Workforce planning requires that organisations identify which roles are core to success in these time/situation critical areas, the ideal qualities of leaders, and whether these critical roles are optimised for success.
Talent shortages in the present or future may threaten the workforce plan and contingency plans must therefore be developed.
Such contingency measures could include an enhanced ability to upskill internal and external candidates to help fill areas where talent shortages are forecasted or emerge unexpectedly.
McKinsey argues that this contingency planning should extend beyond the classic role-based planning and should look at the major skill pools, (take, for example, digital coders).
By abandoning the usual focus on titles and traditional roles, employers can adopt a more expansive and dynamic view of their talent.
This overarching skill pool approach promotes a more flexible outlook which could help the organisation to better adapt to current and forecast critical role shortages through the strategic redeployment and/or upskilling of talent from the broader skill pool.

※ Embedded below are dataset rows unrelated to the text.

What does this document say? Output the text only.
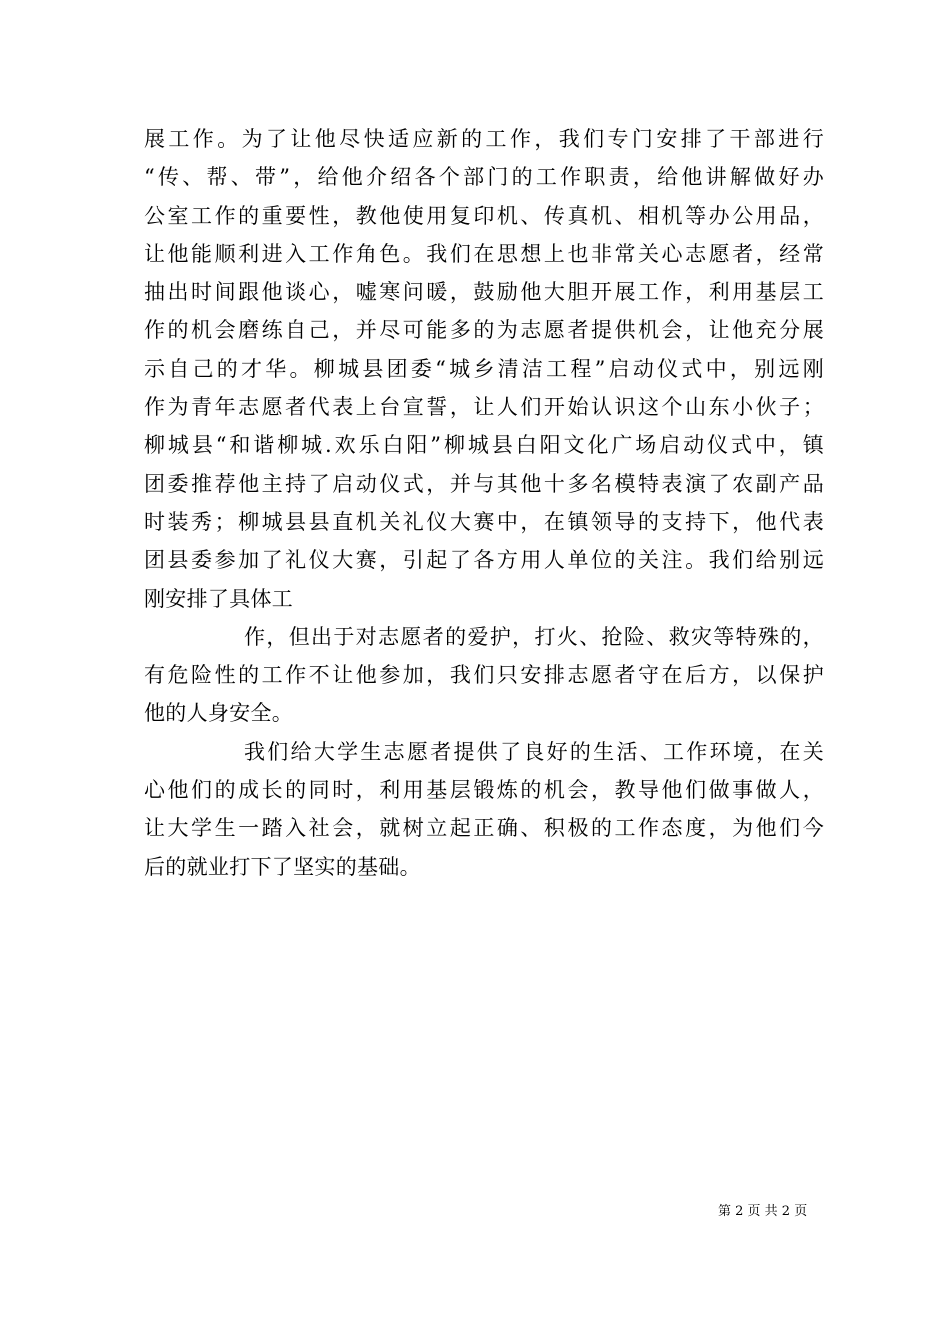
展工作。为了让他尽快适应新的工作，我们专门安排了干部进行
“传、帮、带”，给他介绍各个部门的工作职责，给他讲解做好办
公室工作的重要性，教他使用复印机、传真机、相机等办公用品，
让他能顺利进入工作角色。我们在思想上也非常关心志愿者，经常
抽出时间跟他谈心，嘘寒问暖，鼓励他大胆开展工作，利用基层工
作的机会磨练自己，并尽可能多的为志愿者提供机会，让他充分展
示自己的才华。柳城县团委“城乡清洁工程”启动仪式中，别远刚
作为青年志愿者代表上台宣誓，让人们开始认识这个山东小伙子；
柳城县“和谐柳城.欢乐白阳”柳城县白阳文化广场启动仪式中，镇
团委推荐他主持了启动仪式，并与其他十多名模特表演了农副产品
时装秀；柳城县县直机关礼仪大赛中，在镇领导的支持下，他代表
团县委参加了礼仪大赛，引起了各方用人单位的关注。我们给别远
刚安排了具体工
作，但出于对志愿者的爱护，打火、抢险、救灾等特殊的，
有危险性的工作不让他参加，我们只安排志愿者守在后方，以保护
他的人身安全。
我们给大学生志愿者提供了良好的生活、工作环境，在关
心他们的成长的同时，利用基层锻炼的机会，教导他们做事做人，
让大学生一踏入社会，就树立起正确、积极的工作态度，为他们今
后的就业打下了坚实的基础。
第 2 页 共 2 页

Even the best workforce planning system in the world cannot keep up with the complexity, volatility, and uncertainty of the modern world, and increasingly organisations are using contingency workers (temporary, part-timers, and contractors) to plug the gaps in the workforce plan.
Blue chips are now embracing the gig economy and using it to develop a contingency workforce through exclusive enterprise programs, (like Upwork Enterprise used by Microsoft and others), giving them access to an elite pool of readily available freelancers.
The HR Profession has a wide range of workforce planning software tools available to them to help match people to jobs and which will offer significant advantages over more manual approaches.
For example, modern workforce planning tools come with advanced AI-powered scenario modelling, excel templates, intuitive workflows, and data integrations to help streamline the headcount planning process.
Best-of-breed workforce planning tools allow you to continuously plan with real-time data which allows you to create more dynamic and reliable workforce plans that are always up to date, or at least much easier to update.
The classic workforce planning process involves developing a static plan which is subject to periodic review and updating. However, workforce plans are now being augmented with technology, real-time data flows, and AI-powered scenario modelling to provide dynamic workforce plans that more easily support strategic decision-making in an unpredictable and changing world.